By John Cox, Network World | July 24th, 2014
Privately-owned mobile devices, backed by a corporate BYOD policy, are still fairly rare in business, according to a LinkedIn survey.
A new survey of IT security professionals shows that many businesses are barely starting to exploit mobile technology, and some of them may be a mobile security nightmare waiting to happen.
In a self-evaluation question, 40% of the 2014 sample (compared to 34% in 2013) ranked their readiness for BYOD at 60% or higher. Yet responses to other questions suggest that is wildly optimistic.
Just over 1,100 IT professionals, members of the Linked-In Information Security Community, were surveyed during the April-June 2014 period, representing a global range of industries, company sizes, and job descriptions. The survey was sponsored by Vectra Networks, a San Jose vendor that specializes in detecting cyber-attacks as they happen. The 22-page report, “BYOD and mobile security,” is available free in PDF after a simple registration.

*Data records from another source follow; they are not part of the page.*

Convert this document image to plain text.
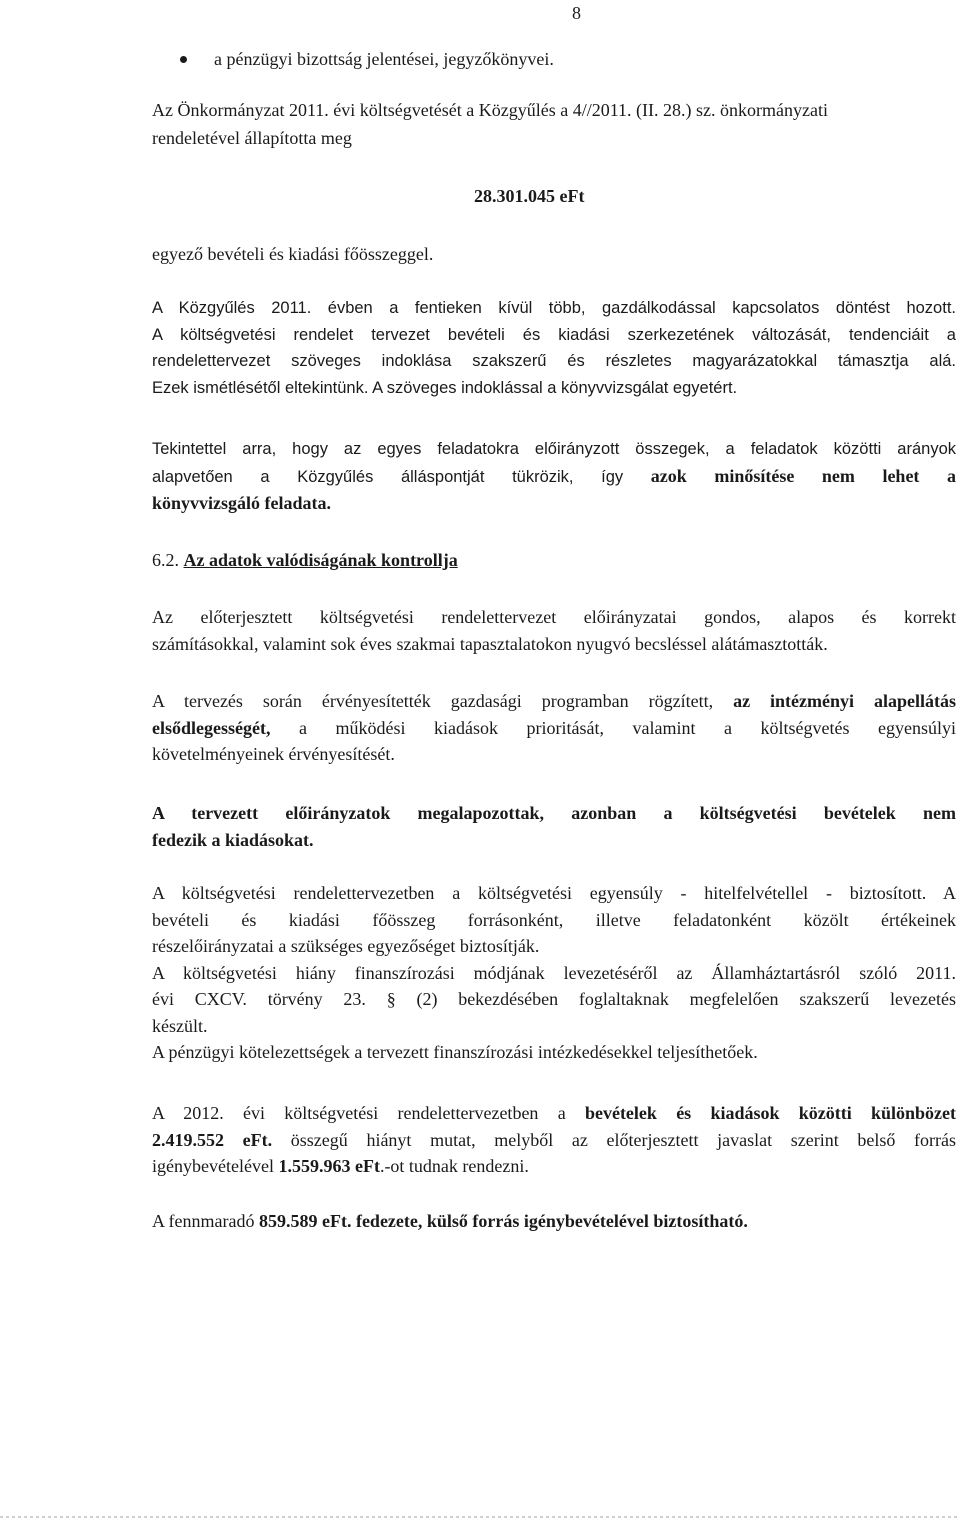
8
a pénzügyi bizottság jelentései, jegyzőkönyvei.
Az Önkormányzat 2011. évi költségvetését a Közgyűlés a 4//2011. (II. 28.) sz. önkormányzati
rendeletével állapította meg
28.301.045 eFt
egyező bevételi és kiadási főösszeggel.
A Közgyűlés 2011. évben a fentieken kívül több, gazdálkodással kapcsolatos döntést hozott.
A költségvetési rendelet tervezet bevételi és kiadási szerkezetének változását, tendenciáit a
rendelettervezet szöveges indoklása szakszerű és részletes magyarázatokkal támasztja alá.
Ezek ismétlésétől eltekintünk. A szöveges indoklással a könyvvizsgálat egyetért.
Tekintettel arra, hogy az egyes feladatokra előirányzott összegek, a feladatok közötti arányok
alapvetően a Közgyűlés álláspontját tükrözik, így azok minősítése nem lehet a
könyvvizsgáló feladata.
6.2. Az adatok valódiságának kontrollja
Az előterjesztett költségvetési rendelettervezet előirányzatai gondos, alapos és korrekt
számításokkal, valamint sok éves szakmai tapasztalatokon nyugvó becsléssel alátámasztották.
A tervezés során érvényesítették gazdasági programban rögzített, az intézményi alapellátás
elsődlegességét, a működési kiadások prioritását, valamint a költségvetés egyensúlyi
követelményeinek érvényesítését.
A tervezett előirányzatok megalapozottak, azonban a költségvetési bevételek nem
fedezik a kiadásokat.
A költségvetési rendelettervezetben a költségvetési egyensúly - hitelfelvétellel - biztosított. A
bevételi és kiadási főösszeg forrásonként, illetve feladatonként közölt értékeinek
részelőirányzatai a szükséges egyezőséget biztosítják.
A költségvetési hiány finanszírozási módjának levezetéséről az Államháztartásról szóló 2011.
évi CXCV. törvény 23. § (2) bekezdésében foglaltaknak megfelelően szakszerű levezetés
készült.
A pénzügyi kötelezettségek a tervezett finanszírozási intézkedésekkel teljesíthetőek.
A 2012. évi költségvetési rendelettervezetben a bevételek és kiadások közötti különbözet
2.419.552 eFt. összegű hiányt mutat, melyből az előterjesztett javaslat szerint belső forrás
igénybevételével 1.559.963 eFt.-ot tudnak rendezni.
A fennmaradó 859.589 eFt. fedezete, külső forrás igénybevételével biztosítható.
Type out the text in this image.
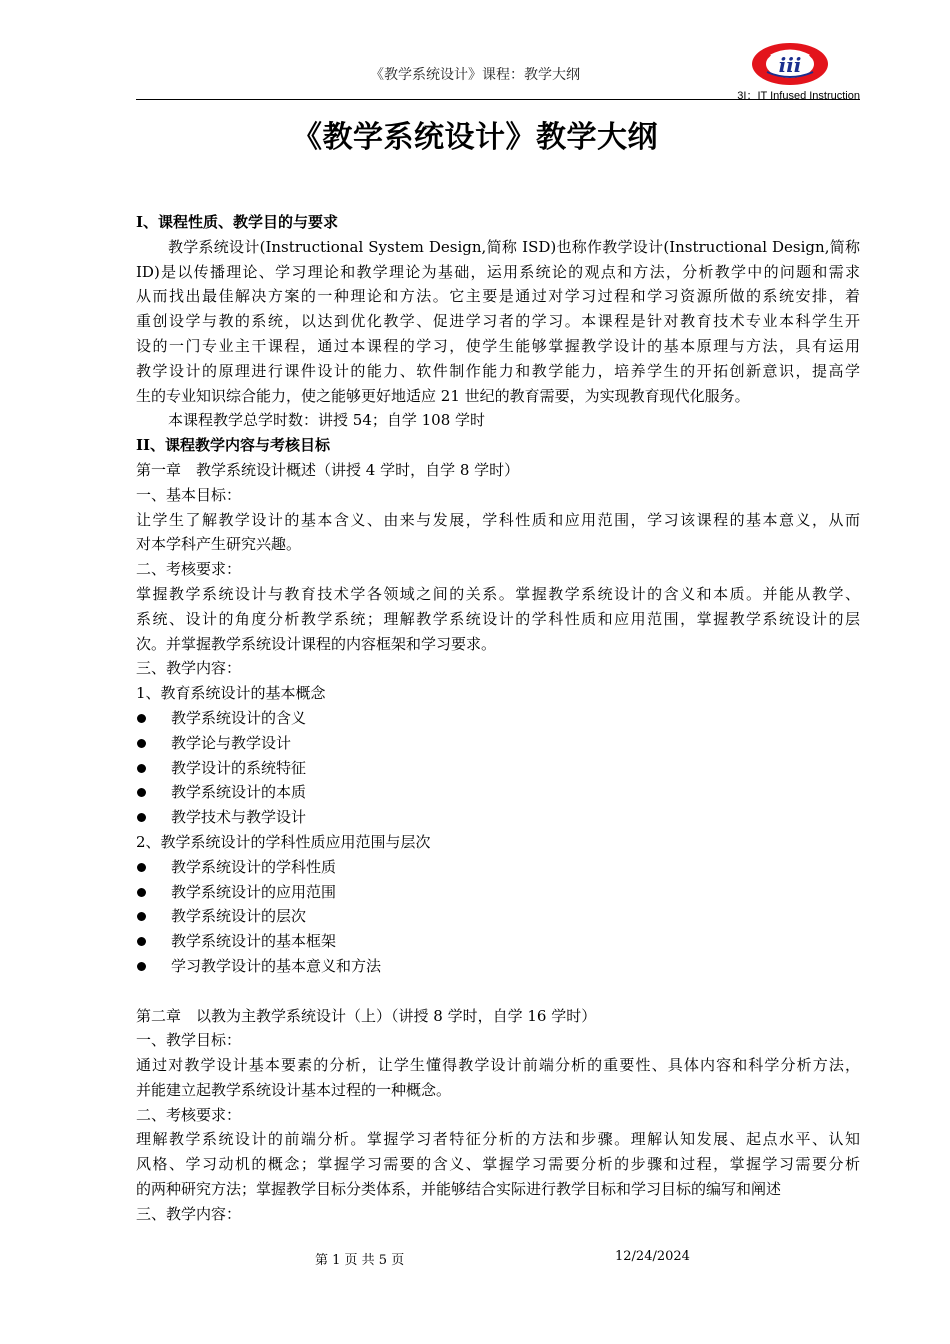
《教学系统设计》课程：教学大纲	iii
3I：IT Infused Instruction
《教学系统设计》教学大纲
I、课程性质、教学目的与要求
教学系统设计(Instructional System Design,简称 ISD)也称作教学设计(Instructional Design,简称
ID)是以传播理论、学习理论和教学理论为基础，运用系统论的观点和方法，分析教学中的问题和需求
从而找出最佳解决方案的一种理论和方法。它主要是通过对学习过程和学习资源所做的系统安排，着
重创设学与教的系统，以达到优化教学、促进学习者的学习。本课程是针对教育技术专业本科学生开
设的一门专业主干课程，通过本课程的学习，使学生能够掌握教学设计的基本原理与方法，具有运用
教学设计的原理进行课件设计的能力、软件制作能力和教学能力，培养学生的开拓创新意识，提高学
生的专业知识综合能力，使之能够更好地适应 21 世纪的教育需要，为实现教育现代化服务。
本课程教学总学时数：讲授 54；自学 108 学时
II、课程教学内容与考核目标
第一章　教学系统设计概述（讲授 4 学时，自学 8 学时）
一、基本目标：
让学生了解教学设计的基本含义、由来与发展，学科性质和应用范围，学习该课程的基本意义，从而
对本学科产生研究兴趣。
二、考核要求：
掌握教学系统设计与教育技术学各领域之间的关系。掌握教学系统设计的含义和本质。并能从教学、
系统、设计的角度分析教学系统；理解教学系统设计的学科性质和应用范围，掌握教学系统设计的层
次。并掌握教学系统设计课程的内容框架和学习要求。
三、教学内容：
1、教育系统设计的基本概念
教学系统设计的含义
教学论与教学设计
教学设计的系统特征
教学系统设计的本质
教学技术与教学设计
2、教学系统设计的学科性质应用范围与层次
教学系统设计的学科性质
教学系统设计的应用范围
教学系统设计的层次
教学系统设计的基本框架
学习教学设计的基本意义和方法
第二章　以教为主教学系统设计（上）（讲授 8 学时，自学 16 学时）
一、教学目标：
通过对教学设计基本要素的分析，让学生懂得教学设计前端分析的重要性、具体内容和科学分析方法，
并能建立起教学系统设计基本过程的一种概念。
二、考核要求：
理解教学系统设计的前端分析。掌握学习者特征分析的方法和步骤。理解认知发展、起点水平、认知
风格、学习动机的概念；掌握学习需要的含义、掌握学习需要分析的步骤和过程，掌握学习需要分析
的两种研究方法；掌握教学目标分类体系，并能够结合实际进行教学目标和学习目标的编写和阐述
三、教学内容：
第 1 页 共 5 页	12/24/2024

BYOD is still in its enterprise infancy. Only 24% of the sample said that privately-owned devices are widely used in their company and supported by a corporate BYOD policy. Another 31% said that BYOD is under consideration. Privately-owned devices are in “very limited use,” according to 26%.
By contrast, 40% of the respondents say company-owned devices are widely used in their organization.
For the most part, they are used for the most basic and familiar of applications. Email/calendar/contacts are by far the most popular: 86% of the sample named this combination. Document access and editing was a distant second, named by 45% of the sample; followed by access to Microsoft Sharepoint or corporate intranets, named by 41%. Access to company-built applications and file sharing were tied for fourth place (each named by 34% of the sample). In fifth place was access to online applications such as Salesforce (26%).
The top BYOD security concerns for this group are:
+ loss of company or client data (picked by 67%)
+ unauthorized access to company data or systems (57%)
+ users downloading app or content with embedded security exploits (47%)
+ malware infections (45%)
+ and lost or stolen devices (41%)
The sample was asked “What tools are used to manage mobile devices?” Multiple answers were allowed, so at least some respondents may be practicing a “defense in depth” for mobility, with several products in play. A mobile device management (MDM) application is used by 43%. Endpoint security tools (the difference between these two categories wasn’t spelled out) are used by 39%; and 38% enforce Network Access Controls (NAC). About one-third (30%) use endpoint malware protections. Almost one in four, 22%, selected “none.”
Practices in place to control risk for mobile devices were also explored. The most common practice is password protection (67% said they have this). Others include: remote wiping of data (52%) and mandatory use of encryption (43%). Auditing of mobile devices is used by just one in four of the respondents.
One of the oddest set of answers came in response to the question “What negative impact did mobile security threats have on your organization?” The largest percentage, 30% of respondents, selected “additional IT resources needed to manage mobile security.” The answer almost suggests that these respondents see mobile security as a drag or a problem, rather than an enabler or solution. A similar percentage, at 27%, said “don’t know.” Does that indicate a complete lack of visibility into the mobile threat landscape? Another 23% picked “none.”
Other negative impacts, presumably in response to actual breaches, attacks or infections, included: increased helpdesk time to repair damage from exploits (14%); disrupted business activities (12%); cost of cleaning up malware infections (also 12%); and reduced employee productivity (11%).
John Cox covers wireless networking and mobile computing for “Network World.”